KAUFVERTRAGSRECHT
Zu den Voraussetzungen einer wirksamen Fristsetzung

 

Will ein Käufer wegen Mängeln an der Kaufsache vom Vertrag zurücktreten, um den Kaufpreis erstattet zu erhalten, muss er zunächst wirksam eine Frist zur Mängelbeseitigung setzen. Wann aber liegt eine ordnungsgemäße Fristsetzung vor? Diese Frage ist oft nicht so leicht zu beantworten.

Das Oberlandesgericht München hatte sich mit diesem Thema zu befassen. Es stellte fest, dass zunächst keine ordnungsgemäße Fristsetzung erfolgt sei, wobei es auf die Rechtsprechung des Bundesgerichtshofs verwies. Dieser habe im Falle eines Kaufvertrages ausdrücklich festgestellt, dass ein Verkäufer nicht verpflichtet sei, sich auf ein Nacherfüllungsverlangen des Käufers einzulassen, bevor dieser ihm nicht Gelegenheit zu einer Untersuchung der Kaufsache gegeben habe. Erst aufgrund einer solchen Untersuchung könne er beurteilen, ob die gerügten Mängel bestünden und bei Gefahrübergang vorgelegen hätten, so dass er nur unter diesen Voraussetzungen überhaupt zur Nacherfüllung verpflichtet sei. (BGH NJW 2015, 3455). Gleiches müsse für die werkvertragliche Gewährleistung gelten, die ebenso wie die kaufvertraglichen Gewährleistungsvorschriften vom Vorrang der Nacherfüllung ausgehe und auf die allgemeinen Vorschriften der §§ 323, 280, 281 BGB Bezug nehme.

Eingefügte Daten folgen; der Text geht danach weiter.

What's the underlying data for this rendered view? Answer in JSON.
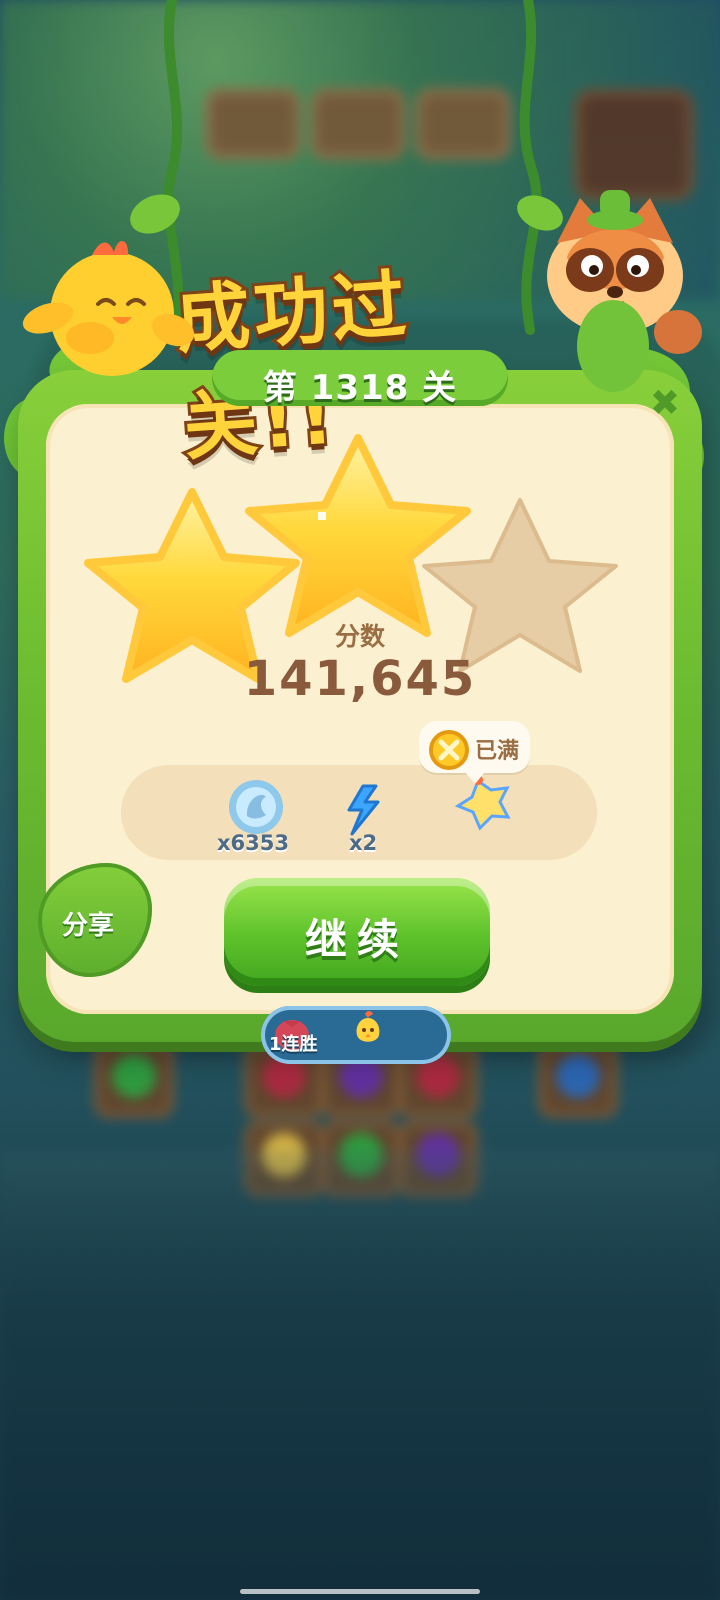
{
  "result_title": "成功过关!!",
  "level": "第 1318 关",
  "score": {
    "label": "分数",
    "value": "141,645"
  },
  "rewards": {
    "coins": "x6353",
    "lightning": "x2",
    "tooltip": "已满"
  },
  "buttons": {
    "continue": "继续",
    "share": "分享",
    "close": "✖"
  },
  "streak": {
    "label": "1连胜"
  },
  "stars": {
    "earned": 2,
    "total": 3
  }
}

Das OLG München stellte in der gleichen Entscheidung aber auch klar, dass die Fristsetzung noch nachgeholt werden könne, sogar in zweiter Instanz. Dies hatte der dortige Kläger getan, und auf jene nachgeholte Fristsetzung hatte der Unternehmer nicht reagiert. Somit hatte der Kläger vor dem OLG München Erfolg (Urteil vom 10. August 2016, Az. 20 U 1332/16). Die Grundsätze dieser Entscheidung sind gleichermaßen auf das Kaufrecht wie auch das Baurecht anwendbar.